RM Ditributions
H-Block Three Lawyer Criticises Trimble
    8 March 1998
 
 
    James Brosnahan, lead lawyer for Kevin Barry Artt, one
    of the H-Block Three, was highly critical of the US
    Government last week for continuing to support the
    extradition of his client to an area where Catholics
    are killed for sport.
 
    Brosnahan also lashed out at Ulster Unionist Party
    chief David Trimble, saying he should keep his hands
    off the American legal system.
 
    The comments came as a Californian court agreed to hear
    on April 14th the extradition appeals of Artt, Terry
    Kirby and Pol Brennan. The three Belfast men, who have
    lived with their American wives and families on the
    West Coast for more than 13 years, had escaped in 1983,
    along with 35 other Irish political prisoners, from
    Long Kesh prison outside Belfast.
 
    In the United States, the H-Block Three are the subject
    of an intensifying letter-writing campaign supported by
    Irish Northern Aid and other republican support groups.
 
    The court has consolidated the three appeals and will
    allow 20 minutes for the lawyers to present their
    cases. A ruling on the motion is expected before April
    14th, but Brosnahan warns that a decision on the
    appeals could take days or months.
 
    The appeal date was set just as a court in the North of
    Ireland agreed to a retrial of Lee Clegg, a
    British-army private found guilty of the 1990 murder of
    a teen-aged girl in Belfast. The girl, Karen Reilly,
    was shot dead while a passenger in a joy-riding stolen
    car. Last week, a Belfast court quashed Clegg's
    conviction. He has been free since July 1995, having
    served two years of a 1993 life sentence in the murder.
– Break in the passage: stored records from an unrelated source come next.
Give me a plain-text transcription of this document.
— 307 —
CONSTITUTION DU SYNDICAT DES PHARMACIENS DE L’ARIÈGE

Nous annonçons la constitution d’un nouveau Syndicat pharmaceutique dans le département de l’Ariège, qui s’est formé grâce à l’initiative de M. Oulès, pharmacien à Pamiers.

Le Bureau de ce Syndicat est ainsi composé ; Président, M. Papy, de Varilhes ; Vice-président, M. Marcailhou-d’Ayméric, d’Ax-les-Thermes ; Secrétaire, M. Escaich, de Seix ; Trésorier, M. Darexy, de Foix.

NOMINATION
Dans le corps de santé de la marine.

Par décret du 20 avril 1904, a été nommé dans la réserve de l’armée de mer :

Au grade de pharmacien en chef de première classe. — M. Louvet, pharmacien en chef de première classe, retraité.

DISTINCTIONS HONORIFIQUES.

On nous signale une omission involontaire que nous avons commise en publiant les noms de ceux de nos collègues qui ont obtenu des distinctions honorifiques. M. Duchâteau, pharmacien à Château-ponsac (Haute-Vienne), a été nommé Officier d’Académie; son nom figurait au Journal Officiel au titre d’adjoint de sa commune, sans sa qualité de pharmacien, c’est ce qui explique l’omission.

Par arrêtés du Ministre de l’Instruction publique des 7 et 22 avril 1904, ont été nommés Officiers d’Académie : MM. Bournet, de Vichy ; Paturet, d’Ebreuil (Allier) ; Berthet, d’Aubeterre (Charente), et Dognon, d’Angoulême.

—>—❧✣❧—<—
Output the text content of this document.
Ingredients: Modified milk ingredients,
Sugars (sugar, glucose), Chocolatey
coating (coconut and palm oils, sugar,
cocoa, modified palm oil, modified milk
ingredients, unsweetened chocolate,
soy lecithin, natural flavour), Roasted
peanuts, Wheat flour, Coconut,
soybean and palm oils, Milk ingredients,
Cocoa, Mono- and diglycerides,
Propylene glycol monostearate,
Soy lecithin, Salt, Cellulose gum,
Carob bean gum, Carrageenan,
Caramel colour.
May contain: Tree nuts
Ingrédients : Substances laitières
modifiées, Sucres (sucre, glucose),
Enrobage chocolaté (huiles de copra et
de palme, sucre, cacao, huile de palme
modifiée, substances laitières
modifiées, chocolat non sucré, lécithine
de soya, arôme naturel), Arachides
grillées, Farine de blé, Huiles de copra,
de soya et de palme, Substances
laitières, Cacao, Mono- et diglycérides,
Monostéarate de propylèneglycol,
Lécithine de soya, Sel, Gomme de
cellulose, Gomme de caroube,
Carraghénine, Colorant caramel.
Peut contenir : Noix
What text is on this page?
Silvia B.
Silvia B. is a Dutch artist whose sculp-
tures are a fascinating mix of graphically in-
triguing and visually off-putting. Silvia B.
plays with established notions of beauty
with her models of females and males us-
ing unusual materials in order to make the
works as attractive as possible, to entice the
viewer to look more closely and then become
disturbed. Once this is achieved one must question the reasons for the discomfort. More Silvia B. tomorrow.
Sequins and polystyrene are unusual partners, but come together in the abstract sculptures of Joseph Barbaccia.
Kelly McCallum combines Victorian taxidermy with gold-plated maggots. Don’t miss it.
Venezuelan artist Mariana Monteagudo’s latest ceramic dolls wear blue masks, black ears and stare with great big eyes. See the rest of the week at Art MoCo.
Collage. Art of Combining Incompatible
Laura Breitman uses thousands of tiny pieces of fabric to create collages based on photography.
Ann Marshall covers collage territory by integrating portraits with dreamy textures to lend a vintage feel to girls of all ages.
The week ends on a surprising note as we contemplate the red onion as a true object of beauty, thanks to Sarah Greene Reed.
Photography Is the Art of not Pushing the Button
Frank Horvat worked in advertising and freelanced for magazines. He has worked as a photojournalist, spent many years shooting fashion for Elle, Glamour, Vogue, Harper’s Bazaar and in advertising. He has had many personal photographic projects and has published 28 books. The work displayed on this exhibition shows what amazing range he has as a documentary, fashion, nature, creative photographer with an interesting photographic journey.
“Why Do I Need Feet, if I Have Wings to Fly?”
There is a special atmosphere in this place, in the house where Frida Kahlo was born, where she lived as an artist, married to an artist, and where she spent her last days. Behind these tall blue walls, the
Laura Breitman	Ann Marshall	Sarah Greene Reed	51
    After his release, Clegg rejoined the British army --
    as a physical-fitness instructor.
 
    Brosnahan was highly critical of David Trimble, the MP
    for Upper Bann, who recently urged President Clinton at
    a White House meeting to push ahead with the
    extraditions. Brosnahan says that "Artt is a pawn in a
    (political) game that is way over our heads."
 
    "Mr. Trimble talked in the White House with Bill
    Clinton about this case. I don't know what Clinton
    promised him, but that conversation should never have
    taken place," says Brosnahan.
 
    "Trimble is not a head of state," Brosnahan continued.
    "He's just a politician, and if he received something
    there, that's wrong. Mr. Trimble should not be involved
    in our court system. He's got enough trouble taking
    care of things in northern Ireland. He shouldn't be
    telling us what our courts should do."
 
    The three Belfast men are being held in the Federal
    Detention Center in Pleasanton, California.  Kirby is
    in a separate wing from Brennan and Artt. All three
    surrendered to authorities last August 22nd, after a
    request to have extradition proceedings against them
    dropped was denied.
 
    Brosnahan also lashed out at the British government,
    saying, "The British are pretending to be interested in
    a meaningful peace. They don't have any policy but to
    continue to run things as they have."
 
    Artt's lawyer said he was deeply concerned
    that there won't be any peace, and that it was not
    reasonable to send the three back under such
    circumstances.
 
    "It is obvious, having viewed the random killing of
    Catholics in Belfast recently, that this is
    unreconstructed violence, dangerous government- and
    police-supported murder in a country they seek to
    return my client to, where they have tried to kill my
    client at least two times that we know of."
 
    Brosnahan also lashed out at the US Government for
    allowing the extradition proceedings to go on.
 
    "It's unconscionable for the powerful people in this
    country to put a man on a plane to send him back to a
    place where they kill Catholics on a Saturday night for
    sport."
 
    Brosnahan criticised the US Government, saying, "They
    don't listen, they don't care, they are callous."